When Martin's words were put to Ducati MotoGP tech chief Gigi Dall'Igna on the morning of the post-season test, Dall'Igna said, bluntly and somewhat surprisingly: "Absolutely, I agree with him. He did a fantastic job this year. And he deserves the factory team, for sure. 

"But you know, there are some contracts in place, there are many things that are not possible to change."

This may almost come across as Dall'Igna breaking rank with the wider Ducati decision. A consultation with the Italian media members who had a session of their own suggests this is not the case - but rather, just a diplomatic acknowledgment that, yes, Martin has done enough.
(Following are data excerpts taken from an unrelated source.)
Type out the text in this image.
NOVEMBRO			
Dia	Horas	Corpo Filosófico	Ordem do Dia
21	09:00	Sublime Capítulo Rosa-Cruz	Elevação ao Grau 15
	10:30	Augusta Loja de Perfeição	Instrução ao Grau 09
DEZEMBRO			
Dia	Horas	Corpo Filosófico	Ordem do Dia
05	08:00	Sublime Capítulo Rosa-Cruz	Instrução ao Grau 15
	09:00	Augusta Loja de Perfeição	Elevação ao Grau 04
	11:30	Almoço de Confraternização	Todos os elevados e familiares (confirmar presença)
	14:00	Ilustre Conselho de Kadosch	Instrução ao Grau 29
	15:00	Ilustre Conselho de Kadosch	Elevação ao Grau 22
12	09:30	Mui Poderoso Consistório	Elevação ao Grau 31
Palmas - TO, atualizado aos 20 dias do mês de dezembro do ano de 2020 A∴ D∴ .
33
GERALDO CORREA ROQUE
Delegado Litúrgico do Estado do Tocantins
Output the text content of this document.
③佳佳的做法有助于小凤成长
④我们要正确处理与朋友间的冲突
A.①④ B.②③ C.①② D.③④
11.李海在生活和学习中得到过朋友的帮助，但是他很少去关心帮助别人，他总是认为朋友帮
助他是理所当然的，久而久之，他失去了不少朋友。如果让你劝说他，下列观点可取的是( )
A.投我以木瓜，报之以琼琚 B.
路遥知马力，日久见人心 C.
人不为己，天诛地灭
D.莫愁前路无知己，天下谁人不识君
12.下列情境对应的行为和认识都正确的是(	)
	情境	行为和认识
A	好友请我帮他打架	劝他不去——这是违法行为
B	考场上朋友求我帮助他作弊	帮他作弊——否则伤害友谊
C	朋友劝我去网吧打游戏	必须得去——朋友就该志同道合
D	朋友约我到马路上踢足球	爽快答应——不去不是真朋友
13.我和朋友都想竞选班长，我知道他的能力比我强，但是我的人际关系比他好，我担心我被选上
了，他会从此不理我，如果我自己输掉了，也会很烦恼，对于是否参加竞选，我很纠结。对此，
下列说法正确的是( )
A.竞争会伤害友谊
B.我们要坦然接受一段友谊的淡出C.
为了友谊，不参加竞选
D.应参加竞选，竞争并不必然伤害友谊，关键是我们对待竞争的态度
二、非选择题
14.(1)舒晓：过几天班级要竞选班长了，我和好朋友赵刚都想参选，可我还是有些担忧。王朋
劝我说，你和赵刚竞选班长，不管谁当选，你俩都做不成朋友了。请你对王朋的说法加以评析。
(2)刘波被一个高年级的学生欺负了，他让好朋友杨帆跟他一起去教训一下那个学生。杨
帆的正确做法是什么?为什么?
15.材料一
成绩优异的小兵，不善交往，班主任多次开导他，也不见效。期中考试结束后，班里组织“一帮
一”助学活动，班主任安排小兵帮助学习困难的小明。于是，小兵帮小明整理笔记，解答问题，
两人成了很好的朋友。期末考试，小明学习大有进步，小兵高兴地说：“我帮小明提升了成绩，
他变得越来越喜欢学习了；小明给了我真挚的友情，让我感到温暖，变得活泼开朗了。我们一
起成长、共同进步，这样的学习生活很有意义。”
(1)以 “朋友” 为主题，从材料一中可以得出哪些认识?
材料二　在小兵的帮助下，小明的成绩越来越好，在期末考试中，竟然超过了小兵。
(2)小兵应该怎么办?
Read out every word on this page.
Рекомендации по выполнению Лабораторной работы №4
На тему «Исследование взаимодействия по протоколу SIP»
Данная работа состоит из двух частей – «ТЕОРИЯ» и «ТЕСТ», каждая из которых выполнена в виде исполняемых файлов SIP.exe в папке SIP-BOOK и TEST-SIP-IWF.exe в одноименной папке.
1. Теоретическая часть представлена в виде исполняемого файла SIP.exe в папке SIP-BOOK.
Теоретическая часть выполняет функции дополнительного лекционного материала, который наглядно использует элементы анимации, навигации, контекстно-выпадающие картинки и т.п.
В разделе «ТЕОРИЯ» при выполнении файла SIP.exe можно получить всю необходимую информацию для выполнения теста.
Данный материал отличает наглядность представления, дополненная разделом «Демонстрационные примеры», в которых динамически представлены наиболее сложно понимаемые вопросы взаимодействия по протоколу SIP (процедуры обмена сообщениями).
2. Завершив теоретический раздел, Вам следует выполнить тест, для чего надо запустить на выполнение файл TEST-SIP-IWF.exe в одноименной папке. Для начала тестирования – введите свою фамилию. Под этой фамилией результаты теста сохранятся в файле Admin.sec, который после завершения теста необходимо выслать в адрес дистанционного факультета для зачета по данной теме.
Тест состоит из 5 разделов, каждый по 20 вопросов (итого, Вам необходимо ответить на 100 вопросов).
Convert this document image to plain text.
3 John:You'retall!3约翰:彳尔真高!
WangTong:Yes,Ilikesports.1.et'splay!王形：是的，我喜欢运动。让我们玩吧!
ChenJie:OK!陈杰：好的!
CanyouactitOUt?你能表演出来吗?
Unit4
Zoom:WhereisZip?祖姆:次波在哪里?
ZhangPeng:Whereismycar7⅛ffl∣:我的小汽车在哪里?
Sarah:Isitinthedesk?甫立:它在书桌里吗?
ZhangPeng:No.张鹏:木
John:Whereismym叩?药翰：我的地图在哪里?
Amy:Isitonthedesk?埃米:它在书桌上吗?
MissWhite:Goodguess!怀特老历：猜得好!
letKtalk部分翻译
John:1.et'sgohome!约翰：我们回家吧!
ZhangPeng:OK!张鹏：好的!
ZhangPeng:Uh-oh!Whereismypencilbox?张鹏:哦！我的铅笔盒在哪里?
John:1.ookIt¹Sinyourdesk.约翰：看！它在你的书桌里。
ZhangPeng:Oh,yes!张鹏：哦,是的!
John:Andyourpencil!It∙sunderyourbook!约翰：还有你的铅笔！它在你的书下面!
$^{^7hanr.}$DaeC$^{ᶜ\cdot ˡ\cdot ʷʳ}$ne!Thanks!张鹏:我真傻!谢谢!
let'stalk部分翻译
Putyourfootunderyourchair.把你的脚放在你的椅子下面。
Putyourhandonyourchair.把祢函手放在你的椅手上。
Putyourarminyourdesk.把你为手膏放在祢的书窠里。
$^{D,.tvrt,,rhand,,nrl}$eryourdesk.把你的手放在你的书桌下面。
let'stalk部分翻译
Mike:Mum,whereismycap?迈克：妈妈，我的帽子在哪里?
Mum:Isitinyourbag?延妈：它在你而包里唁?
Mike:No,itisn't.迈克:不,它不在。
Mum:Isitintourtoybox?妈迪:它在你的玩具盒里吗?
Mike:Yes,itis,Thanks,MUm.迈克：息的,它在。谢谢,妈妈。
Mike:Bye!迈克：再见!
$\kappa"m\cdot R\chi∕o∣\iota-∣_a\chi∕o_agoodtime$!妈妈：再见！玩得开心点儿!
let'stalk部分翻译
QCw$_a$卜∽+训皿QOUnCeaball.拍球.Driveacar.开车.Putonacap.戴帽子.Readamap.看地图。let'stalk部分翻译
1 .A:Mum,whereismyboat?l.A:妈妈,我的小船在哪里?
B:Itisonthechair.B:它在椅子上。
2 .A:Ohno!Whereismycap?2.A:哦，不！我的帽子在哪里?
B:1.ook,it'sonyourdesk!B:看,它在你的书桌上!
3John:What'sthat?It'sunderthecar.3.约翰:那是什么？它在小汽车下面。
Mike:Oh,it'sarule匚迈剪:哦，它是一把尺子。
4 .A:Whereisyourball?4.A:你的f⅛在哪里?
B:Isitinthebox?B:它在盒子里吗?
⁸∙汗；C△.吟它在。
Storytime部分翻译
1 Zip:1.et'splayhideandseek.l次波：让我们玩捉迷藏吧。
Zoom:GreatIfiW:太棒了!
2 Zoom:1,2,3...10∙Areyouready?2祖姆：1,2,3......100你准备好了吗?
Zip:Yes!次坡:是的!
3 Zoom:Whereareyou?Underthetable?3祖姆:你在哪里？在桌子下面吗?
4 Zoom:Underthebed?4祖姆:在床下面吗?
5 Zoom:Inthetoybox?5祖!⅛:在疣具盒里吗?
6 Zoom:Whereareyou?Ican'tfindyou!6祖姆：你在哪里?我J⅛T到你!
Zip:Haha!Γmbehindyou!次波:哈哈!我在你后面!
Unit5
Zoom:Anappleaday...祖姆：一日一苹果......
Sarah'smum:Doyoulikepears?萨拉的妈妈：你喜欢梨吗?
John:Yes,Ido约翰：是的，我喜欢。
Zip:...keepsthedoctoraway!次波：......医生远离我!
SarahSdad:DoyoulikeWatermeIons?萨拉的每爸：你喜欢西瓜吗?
But that Ducati treats him as every bit a factory rider at Pramac and, contractually, the works seat is Bastianini's for 2024. And that Ducati respects contracts.

"When we decided to sign Jorge, it was back in 2020 - when the [Moto2] championship hadn't started yet because of COVID," Ducati sporting director Paolo Ciabatti told MotoGP.com during the Valencia test.

"And we knew that Jorge is an incredibly talented rider.

"Last year, we had two configurations of bike. And the factory riders, Pecco and Jack [Miller], they decided to go with this hybrid version, with the latest 2021 engine. So, the 2022 bike with the new engine [used by Martin, Johann Zarco and Luca Marini at VR46] was a bit more complicated to set up and to adjust. So we must also say that the results of Jorge last year were a little bit probably influenced by this situation.

"First of all, he's contracted to Ducati, he's a factory rider for Ducati, all the riders from the Ducati [factory] team and Pramac are contracted directly to Ducati. And especially this season Pecco and Jorge got the exact same specs on the bike, but on top of that, exactly the same kind of updates when they came available. So you could see those wings on the front forks, when we brought them, it was for Pecco and Jorge because they were the best-placed. 

"In this respect, I think Ducati is doing a remarkable job - different maybe to what people would expect. But everybody in the paddock knows that Pecco and Jorge were treated equally on the technical side, and can count on exactly the same kind of material."

But even if the material is ensured to be exactly the same, molecule by molecule, factory rider status confers prestige and respect. It makes a rider feel valued and wanted. It establishes a ranking within the stable, even if that's not the intention.

Martin's stock is at an all-time high right now. It would wholly unsurprising if he started shopping himself around this off-season already.

And, as good as the Desmosedici is, if he is seeing someone else (hello, previous suitor Yamaha, and hello, Moto2/Moto3 employer KTM) willing to commit for 2025 at this early stage in a way Ducati hasn't in the past and may not yet be ready to right now, would you really expect him to say no?